Quote, "When you see something that is not right, you must say something. You must do something. Democracy is not a state. It is an act."

AILSA CHANG, HOST:

A few words from the late civil rights leader and Georgia Congressman John Lewis written before he died and published today in The New York Times. Today, the conscience of the Congress was eulogized and laid to rest in the former church of Dr. Martin Luther King Jr. in Atlanta.

SHAPIRO: Social justice was his lifelong calling. Here he was two years ago.

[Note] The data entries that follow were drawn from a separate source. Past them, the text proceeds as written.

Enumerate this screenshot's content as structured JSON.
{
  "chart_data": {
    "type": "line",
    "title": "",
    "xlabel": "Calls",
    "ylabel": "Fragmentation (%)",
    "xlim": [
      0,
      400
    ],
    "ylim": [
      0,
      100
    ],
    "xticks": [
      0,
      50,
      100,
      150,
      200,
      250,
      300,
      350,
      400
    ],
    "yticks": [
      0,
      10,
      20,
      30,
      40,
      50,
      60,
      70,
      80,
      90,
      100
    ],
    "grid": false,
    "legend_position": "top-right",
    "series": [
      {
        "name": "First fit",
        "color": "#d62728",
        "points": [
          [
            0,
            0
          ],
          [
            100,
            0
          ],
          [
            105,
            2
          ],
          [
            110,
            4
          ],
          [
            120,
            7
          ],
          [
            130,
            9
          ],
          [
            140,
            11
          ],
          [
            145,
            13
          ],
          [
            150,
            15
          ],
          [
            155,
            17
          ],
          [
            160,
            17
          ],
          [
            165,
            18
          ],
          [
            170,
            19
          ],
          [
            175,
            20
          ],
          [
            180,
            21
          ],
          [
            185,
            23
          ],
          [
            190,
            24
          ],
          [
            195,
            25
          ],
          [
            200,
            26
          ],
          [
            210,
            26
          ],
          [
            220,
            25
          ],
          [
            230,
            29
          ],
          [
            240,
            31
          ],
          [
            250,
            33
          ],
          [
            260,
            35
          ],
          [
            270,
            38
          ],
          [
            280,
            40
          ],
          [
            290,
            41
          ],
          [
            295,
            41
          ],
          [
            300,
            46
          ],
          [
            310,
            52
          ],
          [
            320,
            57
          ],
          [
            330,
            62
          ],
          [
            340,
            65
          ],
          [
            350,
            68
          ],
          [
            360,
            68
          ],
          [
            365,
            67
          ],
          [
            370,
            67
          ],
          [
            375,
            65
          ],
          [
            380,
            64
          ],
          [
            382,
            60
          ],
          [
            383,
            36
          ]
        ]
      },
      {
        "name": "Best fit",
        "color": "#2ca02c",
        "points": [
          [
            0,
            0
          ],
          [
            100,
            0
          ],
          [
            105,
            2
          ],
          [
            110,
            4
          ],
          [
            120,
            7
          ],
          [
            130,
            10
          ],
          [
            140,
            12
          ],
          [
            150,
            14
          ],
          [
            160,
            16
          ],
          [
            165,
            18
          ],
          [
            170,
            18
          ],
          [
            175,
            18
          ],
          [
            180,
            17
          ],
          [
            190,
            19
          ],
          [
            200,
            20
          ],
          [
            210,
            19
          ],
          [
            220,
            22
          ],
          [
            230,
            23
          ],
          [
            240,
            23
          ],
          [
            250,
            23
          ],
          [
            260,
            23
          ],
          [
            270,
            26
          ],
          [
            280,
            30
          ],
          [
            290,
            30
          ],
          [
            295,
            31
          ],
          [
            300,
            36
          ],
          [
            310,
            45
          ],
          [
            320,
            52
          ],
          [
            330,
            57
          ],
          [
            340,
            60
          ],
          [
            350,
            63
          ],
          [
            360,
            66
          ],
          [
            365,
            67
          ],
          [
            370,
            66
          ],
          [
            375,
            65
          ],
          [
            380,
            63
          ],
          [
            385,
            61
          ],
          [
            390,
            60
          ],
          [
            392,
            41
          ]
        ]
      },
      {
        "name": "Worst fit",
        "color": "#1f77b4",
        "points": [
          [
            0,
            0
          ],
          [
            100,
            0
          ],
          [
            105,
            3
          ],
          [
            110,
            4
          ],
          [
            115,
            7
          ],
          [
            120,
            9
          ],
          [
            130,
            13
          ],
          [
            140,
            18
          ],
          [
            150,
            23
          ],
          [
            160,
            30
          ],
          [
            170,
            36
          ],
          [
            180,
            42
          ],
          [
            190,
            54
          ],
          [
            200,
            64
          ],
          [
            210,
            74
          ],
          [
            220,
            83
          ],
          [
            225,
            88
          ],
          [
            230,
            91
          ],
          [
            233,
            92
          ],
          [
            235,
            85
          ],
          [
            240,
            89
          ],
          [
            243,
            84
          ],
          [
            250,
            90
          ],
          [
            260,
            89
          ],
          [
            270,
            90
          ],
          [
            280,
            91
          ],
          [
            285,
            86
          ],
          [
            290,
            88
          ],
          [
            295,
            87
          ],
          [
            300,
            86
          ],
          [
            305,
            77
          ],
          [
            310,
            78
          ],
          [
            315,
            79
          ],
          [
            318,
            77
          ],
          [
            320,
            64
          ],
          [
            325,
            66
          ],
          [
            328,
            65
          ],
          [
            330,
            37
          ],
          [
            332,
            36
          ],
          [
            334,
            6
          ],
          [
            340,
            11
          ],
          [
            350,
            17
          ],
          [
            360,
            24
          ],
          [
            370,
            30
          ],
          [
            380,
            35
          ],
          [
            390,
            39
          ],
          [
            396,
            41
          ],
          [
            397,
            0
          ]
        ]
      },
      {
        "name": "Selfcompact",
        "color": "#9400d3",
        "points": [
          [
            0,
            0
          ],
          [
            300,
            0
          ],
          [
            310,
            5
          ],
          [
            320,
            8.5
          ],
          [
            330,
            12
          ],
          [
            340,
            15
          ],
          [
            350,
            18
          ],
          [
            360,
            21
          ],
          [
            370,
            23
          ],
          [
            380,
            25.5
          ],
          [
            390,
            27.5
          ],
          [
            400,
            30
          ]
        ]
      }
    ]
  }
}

(SOUNDBITE OF ARCHIVED RECORDING)

JOHN LEWIS: Give us a vote. Let us vote. We came here to do our job. We came here to work.

SHAPIRO: From hearing the words of Dr. Martin Luther King as a teen to organizing sit-ins at lunch counters in the segregated South and the floor of Congress, John Lewis put his body on the line for democracy and decency.

(SOUNDBITE OF ARCHIVED RECORDING)

LEWIS: On March 7, 1965, I gave a little blood on the Edmund Pettus Bridge for the right to vote.

CHANG: The boy from Troy fought for justice for over six decades by raising what he called good trouble, necessary trouble.

SHAPIRO: John Robert Lewis was 80 years old when he died two weeks ago.